Today’s fintech is tackling an ancient challenge: how to move money across the world as fast and cheaply as possible.
Bank-based methods are costly because commissions are charged by intermediary banks. Margins between buying and selling a currency are often between 5% and 10%.
These costs impact Australian businesses – especially exporters with operations and employees overseas. It also impacts Australians who want to transfer money to friends and families overseas.
One company that’s tackled this challenge head on is LSE-listed Wise, formerly TransferWise. Established in London in 2011, the company can execute foreign transfers in more than 50 currencies. According to Anhar Khanbhai, Senior Manager, Public Relations, Wise aims to create a money-transfer service that was instant, convenient and transparent.
‘At Wise, “instant” means the money arrives in less than 20 seconds. “Convenient” means it’s a 100% digital experience. “Transparent” means no hidden fees or exchange rate markups. On average we charge one-eighth the cost of our traditional competitors.’
Wise launched in Australia in 2016. According to Anhar, the market was right for disruption.
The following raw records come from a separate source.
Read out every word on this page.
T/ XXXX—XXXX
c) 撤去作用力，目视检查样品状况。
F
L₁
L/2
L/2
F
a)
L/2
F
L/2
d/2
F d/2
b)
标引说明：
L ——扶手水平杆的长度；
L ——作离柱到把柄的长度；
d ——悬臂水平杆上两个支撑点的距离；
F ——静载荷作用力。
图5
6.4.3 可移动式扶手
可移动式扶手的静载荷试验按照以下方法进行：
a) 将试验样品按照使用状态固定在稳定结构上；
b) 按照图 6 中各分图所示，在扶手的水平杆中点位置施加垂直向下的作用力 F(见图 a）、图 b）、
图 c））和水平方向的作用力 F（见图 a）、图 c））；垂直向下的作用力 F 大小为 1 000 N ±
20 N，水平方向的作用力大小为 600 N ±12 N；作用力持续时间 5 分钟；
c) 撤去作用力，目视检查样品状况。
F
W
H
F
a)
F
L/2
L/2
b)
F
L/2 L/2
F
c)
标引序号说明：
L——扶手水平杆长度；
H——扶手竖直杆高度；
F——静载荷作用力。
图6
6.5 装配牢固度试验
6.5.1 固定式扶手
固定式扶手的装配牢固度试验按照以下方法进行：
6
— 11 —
Australia has a large migrant population with millions of citizens and residents who want to transfer money to family members overseas. However, there was little competition for money-transfer services.
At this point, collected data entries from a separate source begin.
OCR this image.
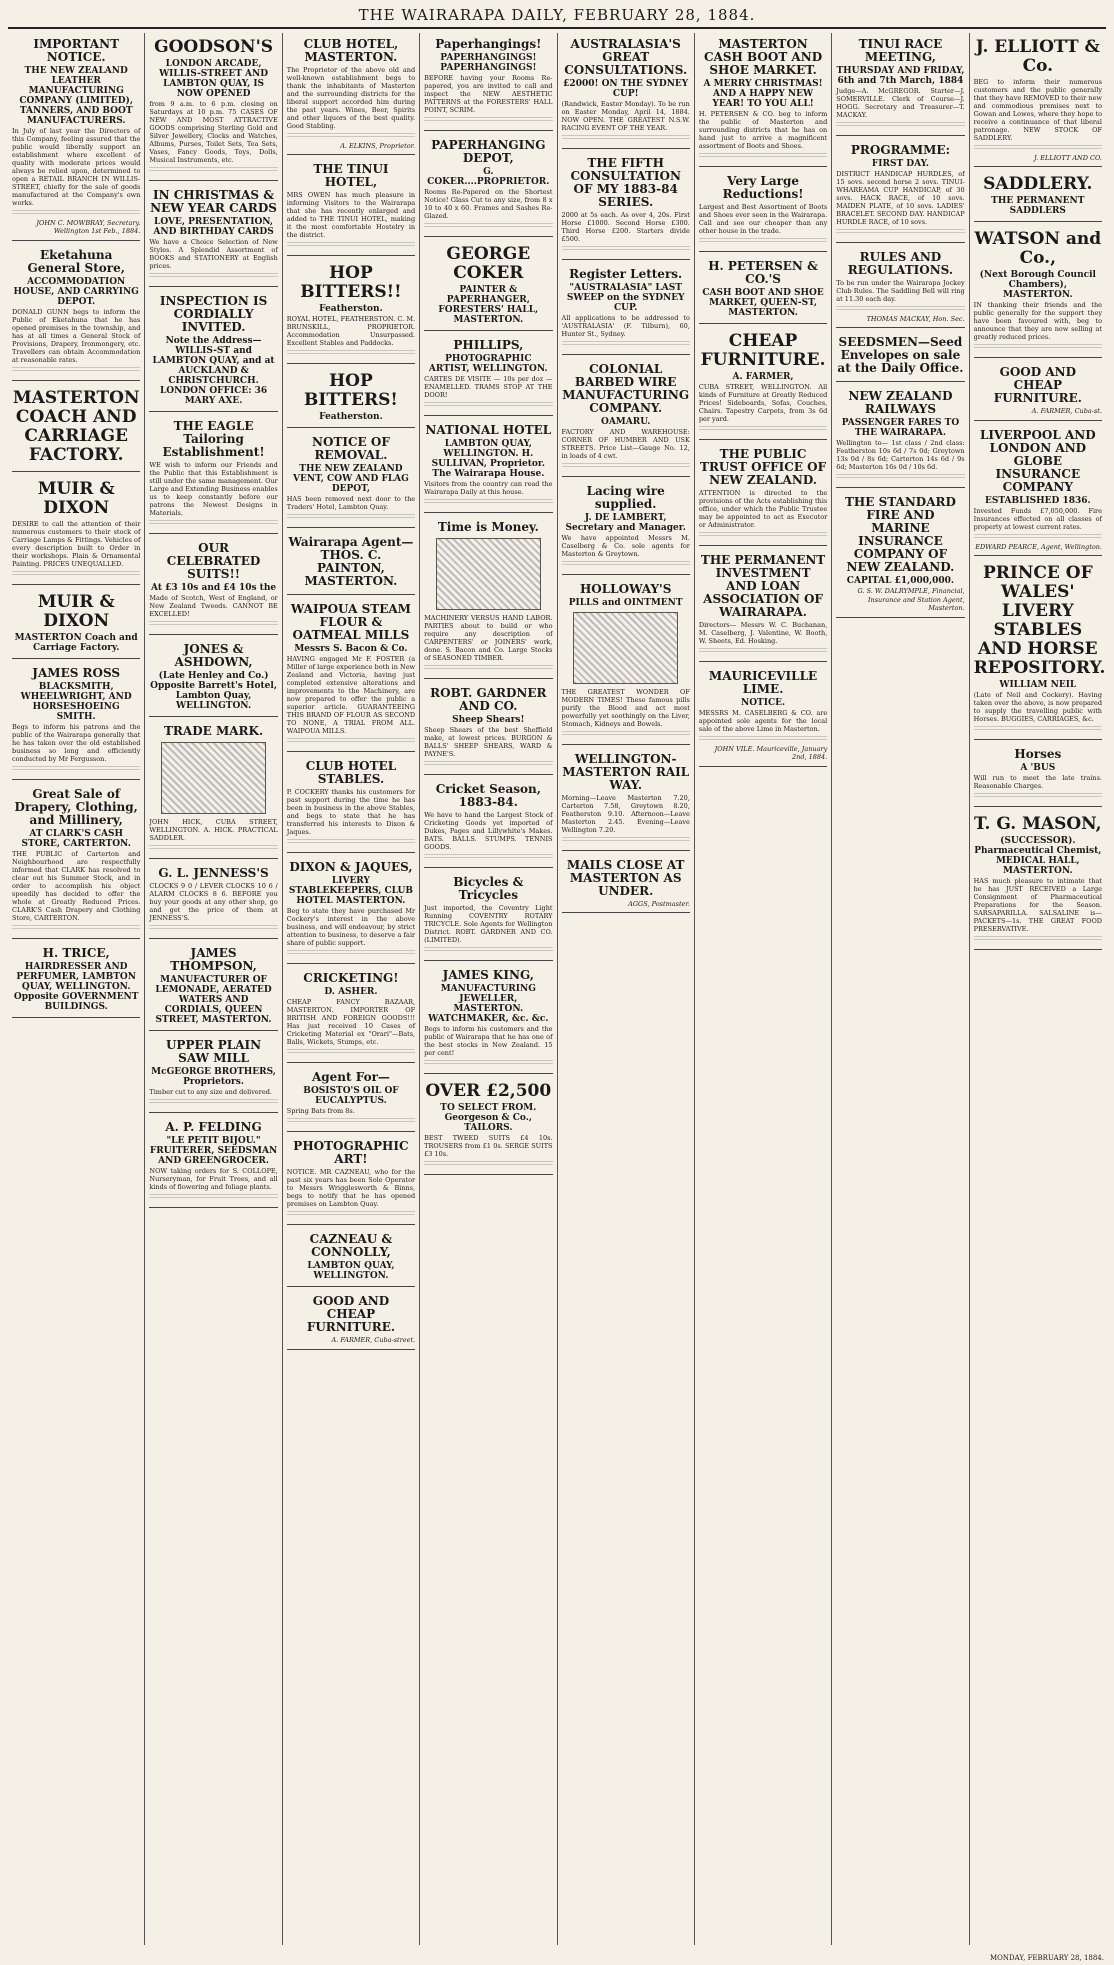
THE WAIRARAPA DAILY, FEBRUARY 28, 1884.
IMPORTANT NOTICE.
THE NEW ZEALAND LEATHER MANUFACTURING COMPANY (LIMITED), TANNERS, AND BOOT MANUFACTURERS.
In July of last year the Directors of this Company, feeling assured that the public would liberally support an establishment where excellent of quality with moderate prices would always be relied upon, determined to open a RETAIL BRANCH IN WILLIS-STREET, chiefly for the sale of goods manufactured at the Company's own works.
JOHN C. MOWBRAY, Secretary. Wellington 1st Feb., 1884.
Eketahuna General Store,
ACCOMMODATION HOUSE, AND CARRYING DEPOT.
DONALD GUNN begs to inform the Public of Eketahuna that he has opened premises in the township, and has at all times a General Stock of Provisions, Drapery, Ironmongery, etc. Travellers can obtain Accommodation at reasonable rates.
MASTERTON COACH AND CARRIAGE FACTORY.
MUIR & DIXON
DESIRE to call the attention of their numerous customers to their stock of Carriage Lamps & Fittings. Vehicles of every description built to Order in their workshops. Plain & Ornamental Painting. PRICES UNEQUALLED.
MUIR & DIXON
MASTERTON Coach and Carriage Factory.
JAMES ROSS
BLACKSMITH, WHEELWRIGHT, AND HORSESHOEING SMITH.
Begs to inform his patrons and the public of the Wairarapa generally that he has taken over the old established business so long and efficiently conducted by Mr Fergusson.
Great Sale of Drapery, Clothing, and Millinery,
AT CLARK'S CASH STORE, CARTERTON.
THE PUBLIC of Carterton and Neighbourhood are respectfully informed that CLARK has resolved to clear out his Summer Stock, and in order to accomplish his object speedily has decided to offer the whole at Greatly Reduced Prices. CLARK'S Cash Drapery and Clothing Store, CARTERTON.
H. TRICE,
HAIRDRESSER AND PERFUMER, LAMBTON QUAY, WELLINGTON. Opposite GOVERNMENT BUILDINGS.
GOODSON'S
LONDON ARCADE, WILLIS-STREET AND LAMBTON QUAY, IS NOW OPENED
from 9 a.m. to 6 p.m. closing on Saturdays at 10 p.m. 75 CASES OF NEW AND MOST ATTRACTIVE GOODS comprising Sterling Gold and Silver Jewellery, Clocks and Watches, Albums, Purses, Toilet Sets, Tea Sets, Vases, Fancy Goods, Toys, Dolls, Musical Instruments, etc.
IN CHRISTMAS & NEW YEAR CARDS
LOVE, PRESENTATION, AND BIRTHDAY CARDS
We have a Choice Selection of New Styles. A Splendid Assortment of BOOKS and STATIONERY at English prices.
INSPECTION IS CORDIALLY INVITED.
Note the Address— WILLIS-ST and LAMBTON QUAY, and at AUCKLAND & CHRISTCHURCH. LONDON OFFICE: 36 MARY AXE.
THE EAGLE Tailoring Establishment!
WE wish to inform our Friends and the Public that this Establishment is still under the same management. Our Large and Extending Business enables us to keep constantly before our patrons the Newest Designs in Materials.
OUR CELEBRATED SUITS!!
At £3 10s and £4 10s the
Made of Scotch, West of England, or New Zealand Tweeds. CANNOT BE EXCELLED!
JONES & ASHDOWN,
(Late Henley and Co.) Opposite Barrett's Hotel, Lambton Quay, WELLINGTON.
TRADE MARK.
JOHN HICK, CUBA STREET, WELLINGTON. A. HICK. PRACTICAL SADDLER.
G. L. JENNESS'S
CLOCKS 9 0 / LEVER CLOCKS 10 6 / ALARM CLOCKS 8 6. BEFORE you buy your goods at any other shop, go and get the price of them at JENNESS'S.
JAMES THOMPSON,
MANUFACTURER OF LEMONADE, AERATED WATERS AND CORDIALS, QUEEN STREET, MASTERTON.
UPPER PLAIN SAW MILL
McGEORGE BROTHERS, Proprietors.
Timber cut to any size and delivered.
A. P. FELDING
"LE PETIT BIJOU." FRUITERER, SEEDSMAN AND GREENGROCER.
NOW taking orders for S. COLLOPE, Nurseryman, for Fruit Trees, and all kinds of flowering and foliage plants.
CLUB HOTEL, MASTERTON.
The Proprietor of the above old and well-known establishment begs to thank the inhabitants of Masterton and the surrounding districts for the liberal support accorded him during the past years. Wines, Beer, Spirits and other liquors of the best quality. Good Stabling.
A. ELKINS, Proprietor.
THE TINUI HOTEL,
MRS OWEN has much pleasure in informing Visitors to the Wairarapa that she has recently enlarged and added to THE TINUI HOTEL, making it the most comfortable Hostelry in the district.
HOP BITTERS!!
Featherston.
ROYAL HOTEL, FEATHERSTON. C. M. BRUNSKILL, PROPRIETOR. Accommodation Unsurpassed. Excellent Stables and Paddocks.
HOP BITTERS!
Featherston.
NOTICE OF REMOVAL.
THE NEW ZEALAND VENT, COW AND FLAG DEPOT,
HAS been removed next door to the Traders' Hotel, Lambton Quay.
Wairarapa Agent— THOS. C. PAINTON, MASTERTON.
WAIPOUA STEAM FLOUR & OATMEAL MILLS
Messrs S. Bacon & Co.
HAVING engaged Mr F. FOSTER (a Miller of large experience both in New Zealand and Victoria, having just completed extensive alterations and improvements to the Machinery, are now prepared to offer the public a superior article. GUARANTEEING THIS BRAND OF FLOUR AS SECOND TO NONE, A TRIAL FROM ALL. WAIPOUA MILLS.
CLUB HOTEL STABLES.
P. COCKERY thanks his customers for past support during the time he has been in business in the above Stables, and begs to state that he has transferred his interests to Dixon & Jaques.
DIXON & JAQUES,
LIVERY STABLEKEEPERS, CLUB HOTEL MASTERTON.
Beg to state they have purchased Mr Cockery's interest in the above business, and will endeavour, by strict attention to business, to deserve a fair share of public support.
CRICKETING!
D. ASHER.
CHEAP FANCY BAZAAR, MASTERTON. IMPORTER OF BRITISH AND FOREIGN GOODS!!! Has just received 10 Cases of Cricketing Material ex "Orari"—Bats, Balls, Wickets, Stumps, etc.
Agent For—
BOSISTO'S OIL OF EUCALYPTUS.
Spring Bats from 8s.
PHOTOGRAPHIC ART!
NOTICE. MR CAZNEAU, who for the past six years has been Sole Operator to Messrs Wrigglesworth & Binns, begs to notify that he has opened premises on Lambton Quay.
CAZNEAU & CONNOLLY,
LAMBTON QUAY, WELLINGTON.
GOOD AND CHEAP FURNITURE.
A. FARMER, Cuba-street.
Paperhangings!
PAPERHANGINGS! PAPERHANGINGS!
BEFORE having your Rooms Re-papered, you are invited to call and inspect the NEW AESTHETIC PATTERNS at the FORESTERS' HALL POINT, SCRIM.
PAPERHANGING DEPOT,
G. COKER....PROPRIETOR.
Rooms Re-Papered on the Shortest Notice! Glass Cut to any size, from 8 x 10 to 40 x 60. Frames and Sashes Re-Glazed.
GEORGE COKER
PAINTER & PAPERHANGER, FORESTERS' HALL, MASTERTON.
PHILLIPS,
PHOTOGRAPHIC ARTIST, WELLINGTON.
CARTES DE VISITE — 10s per doz — ENAMELLED. TRAMS STOP AT THE DOOR!
NATIONAL HOTEL
LAMBTON QUAY, WELLINGTON. H. SULLIVAN, Proprietor. The Wairarapa House.
Visitors from the country can read the Wairarapa Daily at this house.
Time is Money.
MACHINERY VERSUS HAND LABOR. PARTIES about to build or who require any description of CARPENTERS' or JOINERS' work, done. S. Bacon and Co. Large Stocks of SEASONED TIMBER.
ROBT. GARDNER AND CO.
Sheep Shears!
Sheep Shears of the best Sheffield make, at lowest prices. BURGON & BALLS' SHEEP SHEARS, WARD & PAYNE'S.
Cricket Season, 1883-84.
We have to hand the Largest Stock of Cricketing Goods yet imported of Dukes, Pages and Lillywhite's Makes. BATS. BALLS. STUMPS. TENNIS GOODS.
Bicycles & Tricycles
Just imported, the Coventry Light Running COVENTRY ROTARY TRICYCLE. Sole Agents for Wellington District. ROBT. GARDNER AND CO. (LIMITED).
JAMES KING,
MANUFACTURING JEWELLER, MASTERTON. WATCHMAKER, &c. &c.
Begs to inform his customers and the public of Wairarapa that he has one of the best stocks in New Zealand. 15 per cent!
OVER £2,500
TO SELECT FROM. Georgeson & Co., TAILORS.
BEST TWEED SUITS £4 10s. TROUSERS from £1 0s. SERGE SUITS £3 10s.
AUSTRALASIA'S GREAT CONSULTATIONS.
£2000! ON THE SYDNEY CUP!
(Randwick, Easter Monday). To be run on Easter Monday, April 14, 1884. NOW OPEN. THE GREATEST N.S.W. RACING EVENT OF THE YEAR.
THE FIFTH CONSULTATION OF MY 1883-84 SERIES.
2000 at 5s each. As over 4, 20s. First Horse £1000. Second Horse £300. Third Horse £200. Starters divide £500.
Register Letters.
"AUSTRALASIA" LAST SWEEP on the SYDNEY CUP.
All applications to be addressed to 'AUSTRALASIA' (F. Tilburn), 60, Hunter St., Sydney.
COLONIAL BARBED WIRE MANUFACTURING COMPANY.
OAMARU.
FACTORY AND WAREHOUSE: CORNER OF HUMBER AND USK STREETS. Price List—Gauge No. 12, in loads of 4 cwt.
Lacing wire supplied.
J. DE LAMBERT, Secretary and Manager.
We have appointed Messrs M. Caselberg & Co. sole agents for Masterton & Greytown.
HOLLOWAY'S
PILLS and OINTMENT
THE GREATEST WONDER OF MODERN TIMES! These famous pills purify the Blood and act most powerfully yet soothingly on the Liver, Stomach, Kidneys and Bowels.
WELLINGTON-MASTERTON RAIL WAY.
Morning—Leave Masterton 7.20, Carterton 7.58, Greytown 8.20, Featherston 9.10. Afternoon—Leave Masterton 2.45. Evening—Leave Wellington 7.20.
MAILS CLOSE AT MASTERTON AS UNDER.
AGGS, Postmaster.
MASTERTON CASH BOOT AND SHOE MARKET.
A MERRY CHRISTMAS! AND A HAPPY NEW YEAR! TO YOU ALL!
H. PETERSEN & CO. beg to inform the public of Masterton and surrounding districts that he has on hand just to arrive a magnificent assortment of Boots and Shoes.
Very Large Reductions!
Largest and Best Assortment of Boots and Shoes ever seen in the Wairarapa. Call and see our cheaper than any other house in the trade.
H. PETERSEN & CO.'S
CASH BOOT AND SHOE MARKET, QUEEN-ST, MASTERTON.
CHEAP FURNITURE.
A. FARMER,
CUBA STREET, WELLINGTON. All kinds of Furniture at Greatly Reduced Prices! Sideboards, Sofas, Couches, Chairs. Tapestry Carpets, from 3s 6d per yard.
THE PUBLIC TRUST OFFICE OF NEW ZEALAND.
ATTENTION is directed to the provisions of the Acts establishing this office, under which the Public Trustee may be appointed to act as Executor or Administrator.
THE PERMANENT INVESTMENT AND LOAN ASSOCIATION OF WAIRARAPA.
Directors— Messrs W. C. Buchanan, M. Caselberg, J. Valentine, W. Booth, W. Sheets, Ed. Hosking.
MAURICEVILLE LIME.
NOTICE.
MESSRS M. CASELBERG & CO. are appointed sole agents for the local sale of the above Lime in Masterton.
JOHN VILE. Mauriceville, January 2nd, 1884.
TINUI RACE MEETING,
THURSDAY AND FRIDAY, 6th and 7th March, 1884
Judge—A. McGREGOR. Starter—J. SOMERVILLE. Clerk of Course—J. HOGG. Secretary and Treasurer—T. MACKAY.
PROGRAMME:
FIRST DAY.
DISTRICT HANDICAP HURDLES, of 15 sovs. second horse 2 sovs. TINUI-WHAREAMA CUP HANDICAP, of 30 sovs. HACK RACE, of 10 sovs. MAIDEN PLATE, of 10 sovs. LADIES' BRACELET. SECOND DAY. HANDICAP HURDLE RACE, of 10 sovs.
RULES AND REGULATIONS.
To be run under the Wairarapa Jockey Club Rules. The Saddling Bell will ring at 11.30 each day.
THOMAS MACKAY, Hon. Sec.
SEEDSMEN—Seed Envelopes on sale at the Daily Office.
NEW ZEALAND RAILWAYS
PASSENGER FARES TO THE WAIRARAPA.
Wellington to— 1st class / 2nd class: Featherston 10s 6d / 7s 0d; Greytown 13s 0d / 8s 6d; Carterton 14s 6d / 9s 6d; Masterton 16s 0d / 10s 6d.
THE STANDARD FIRE AND MARINE INSURANCE COMPANY OF NEW ZEALAND.
CAPITAL £1,000,000.
G. S. W. DALRYMPLE, Financial, Insurance and Station Agent, Masterton.
J. ELLIOTT & Co.
BEG to inform their numerous customers and the public generally that they have REMOVED to their new and commodious premises next to Gowan and Lowes, where they hope to receive a continuance of that liberal patronage. NEW STOCK OF SADDLERY.
J. ELLIOTT AND CO.
SADDLERY.
THE PERMANENT SADDLERS
WATSON and Co.,
(Next Borough Council Chambers), MASTERTON.
IN thanking their friends and the public generally for the support they have been favoured with, beg to announce that they are now selling at greatly reduced prices.
GOOD AND CHEAP FURNITURE.
A. FARMER, Cuba-st.
LIVERPOOL AND LONDON AND GLOBE INSURANCE COMPANY
ESTABLISHED 1836.
Invested Funds £7,050,000. Fire Insurances effected on all classes of property at lowest current rates.
EDWARD PEARCE, Agent, Wellington.
PRINCE OF WALES' LIVERY STABLES AND HORSE REPOSITORY.
WILLIAM NEIL
(Late of Neil and Cockery). Having taken over the above, is now prepared to supply the travelling public with Horses. BUGGIES, CARRIAGES, &c.
Horses
A 'BUS
Will run to meet the late trains. Reasonable Charges.
T. G. MASON,
(SUCCESSOR). Pharmaceutical Chemist, MEDICAL HALL, MASTERTON.
HAS much pleasure to intimate that he has JUST RECEIVED a Large Consignment of Pharmaceutical Preparations for the Season. SARSAPARILLA. SALSALINE is—PACKETS—1s. THE GREAT FOOD PRESERVATIVE.
MONDAY, FEBRUARY 28, 1884.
‘Back then, Australia was one of the most expensive countries in the world to send money from,’ she says. ‘It made perfect sense for Wise to launch here.’
Anhar says that despite the challenges, it proved easier to set up operations in Australia as compared to other financial jurisdictions.
‘Australia’s a great place for fintechs to invest,’ she says. ‘The regulators benchmark themselves against financial regulators in other countries. This makes them adaptive. But it also means fintechs that come to Australia meet familiar territory.’
Wise has expanded its product suite since setting up in Australia. In November 2020, APRA issued Wise a Purchased Payment Facility license. This is a limited banking licence that allows Wise to directly connect to Australia's real-time payments systems.
Wise’s initial target market was Australian consumers. Almost immediately, however, businesses began asking to use the same service. Wise began to open up the services to commercial customers.
Anhar says that thousands of Australian businesses are now using the service’s dedicated business features. These include batch payments, integrations with accounting platforms for simpler reconciliation and multi-user access.
Wise’s technology can also be integrated into business backend systems, to run international payroll.
‘Wise is making it cheaper for Australian businesses to trade overseas’, says Anhar. ‘Small exporters benefit particularly. This is one example of how fintech is helping to lower the barriers for Australian companies that are building overseas markets.’
According to Anhar, Wise is helping to shake up financial markets in Australia as well. This is creating more choice for businesses and consumers.
For example, some of Australia’s challenger banks have now connected Wise into their own banking apps.
‘In 2019, we teamed up with Australian challenger digital bank ‘Up’,’ she says. ‘Up integrated Wise’s API into their app. This saved them from having to build up their own international transfer feature from scratch.’